Unfortunately, while the episode is tense and has engagingn action, it has its dumb moments. At almost any point the carnage could've been avoided if the characters simply talked to each other rather than posturing. The Witches remain a cipher, powerful equals to the Jedi one moment and then easiy defeated the next. My big question from episode 3 remains unanswered: How the hell does a STONE fortress--a mining outpost at that--catch fire and rapidly burn from a simple dropped lamp? Notre Dame Cathedral didn't burn as fast and that entire thing was made of wood! Indara defeating the entire coven seems more like a plot contrivance than plausible, as does the death of the coven (although I remain unclear of Koril's fate). The deeper purpose of Mae and Osha's existence remains murky, as does the ascension ritual and the goals of the coven, actually. I'm not confident we'll ever get any answers on that front.

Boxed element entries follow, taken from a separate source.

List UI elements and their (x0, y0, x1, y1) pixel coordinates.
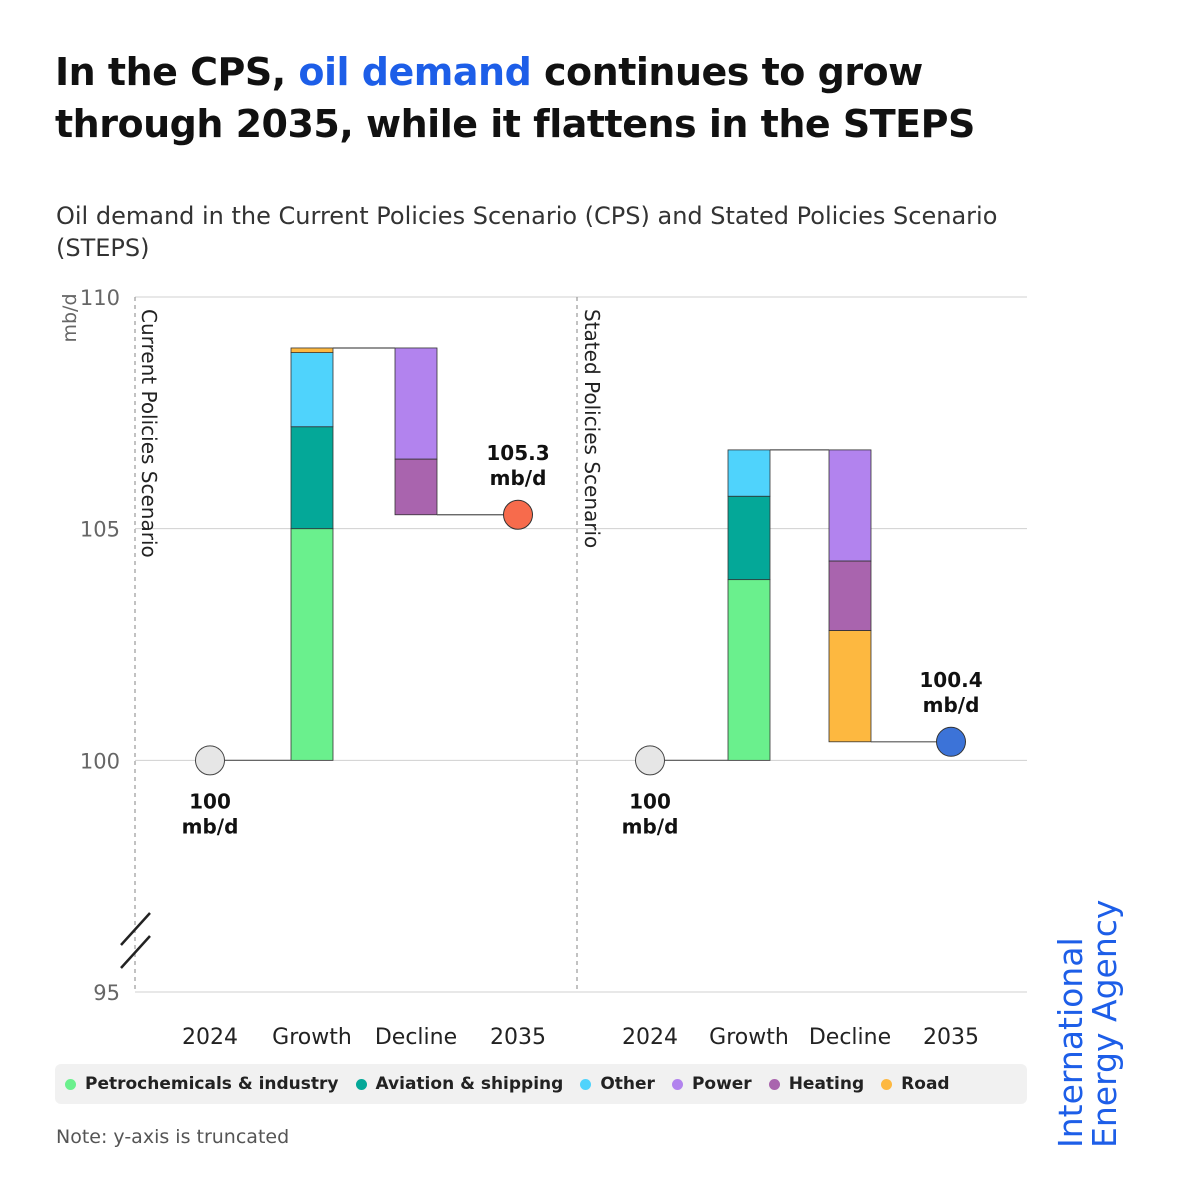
start-marker (635, 745, 665, 776)
title-highlight: oil demand (298, 50, 532, 94)
logo-line-2: Energy Agency (1085, 899, 1124, 1148)
legend-swatch (881, 1078, 893, 1090)
end-value-label: 100.4 (919, 668, 982, 692)
legend-swatch (580, 1078, 592, 1090)
panel-title: Stated Policies Scenario (580, 309, 604, 548)
legend-item: Heating (768, 1074, 865, 1094)
y-axis-label: mb/d (59, 293, 81, 342)
x-tick-label: 2024 (182, 1025, 238, 1050)
end-unit-label: mb/d (490, 466, 547, 490)
legend-label: Power (691, 1074, 752, 1094)
decline-segment (394, 458, 438, 516)
panel-title: Current Policies Scenario (137, 309, 161, 558)
y-tick-label: 95 (93, 981, 120, 1005)
legend-item: Petrochemicals & industry (65, 1074, 339, 1094)
legend-item: Other (580, 1074, 655, 1094)
decline-segment (828, 449, 872, 562)
growth-segment (290, 426, 334, 530)
growth-segment (727, 579, 771, 761)
end-value-label: 105.3 (486, 441, 549, 465)
end-marker (503, 499, 533, 530)
footnote: Note: y-axis is truncated (56, 1126, 290, 1148)
legend-item: Power (671, 1074, 752, 1094)
legend-label: Road (901, 1074, 950, 1094)
legend-label: Other (600, 1074, 655, 1094)
start-value-label: 100 (189, 789, 231, 813)
chart-title: In the CPS, oil demand continues to grow… (55, 50, 975, 146)
logo-line-1: International (1051, 937, 1090, 1148)
start-unit-label: mb/d (182, 814, 239, 838)
legend-label: Heating (788, 1074, 865, 1094)
end-unit-label: mb/d (923, 693, 980, 717)
start-unit-label: mb/d (622, 814, 679, 838)
legend-swatch (65, 1078, 76, 1090)
x-tick-label: Decline (809, 1025, 891, 1050)
axis-break-mark (120, 935, 151, 969)
start-marker (195, 745, 225, 776)
decline-segment (828, 630, 872, 743)
decline-segment (828, 560, 872, 631)
growth-segment (727, 449, 771, 497)
x-tick-label: 2035 (923, 1025, 979, 1050)
growth-segment (290, 352, 334, 428)
decline-segment (394, 347, 438, 460)
start-value-label: 100 (629, 789, 671, 813)
growth-segment (290, 347, 334, 354)
y-tick-label: 110 (80, 286, 120, 310)
x-tick-label: Growth (272, 1025, 352, 1050)
growth-segment (290, 528, 334, 761)
y-tick-label: 100 (80, 749, 120, 773)
iea-logo: International Energy Agency (1051, 899, 1124, 1148)
y-tick-label: 105 (80, 518, 120, 542)
growth-segment (727, 495, 771, 581)
legend-swatch (671, 1078, 683, 1090)
legend-item: Aviation & shipping (355, 1074, 564, 1094)
end-marker (936, 726, 966, 757)
x-tick-label: Decline (375, 1025, 457, 1050)
legend-item: Road (881, 1074, 950, 1094)
legend-label: Petrochemicals & industry (85, 1074, 339, 1094)
chart-subtitle: Oil demand in the Current Policies Scena… (56, 202, 998, 262)
x-tick-label: 2024 (622, 1025, 678, 1050)
legend: Petrochemicals & industry Aviation & ship… (55, 1064, 1027, 1104)
legend-swatch (355, 1078, 367, 1090)
axis-break-mark (120, 912, 151, 946)
legend-label: Aviation & shipping (375, 1074, 564, 1094)
x-tick-label: 2035 (490, 1025, 546, 1050)
x-tick-label: Growth (709, 1025, 789, 1050)
legend-swatch (768, 1078, 780, 1090)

One thing I suspect going forward is that Osha and Mae will switch places. This flashback is essentially Sol's confession to Mae, which she won't like but will provide understanding and closure of sorts for her. On the other hand, Osha learning that Sol needlessly killed her beloved Mother Aniseya and then lied about it for the past 16 years is not going to improve her already shaky relationship with the Jedi. She's more than halfway been seduced to the Dark Side by Qimir already. And speaking of Qimir, I'm not sure we'll get much in the way of an origin for him in episode 8. At this point there are too many dangling plot threads for everything to be tied up neatly in the one remaining episode. Which means the answers I'm looking for won't be coming forth unless The Acolyte is picked up for a second season. At the rate they're going, Mae and Osha may be the only characters who survive to see another eight episodes--I would not bet on Sol making it out of the finale alive, and Qimir better not get complacent, either.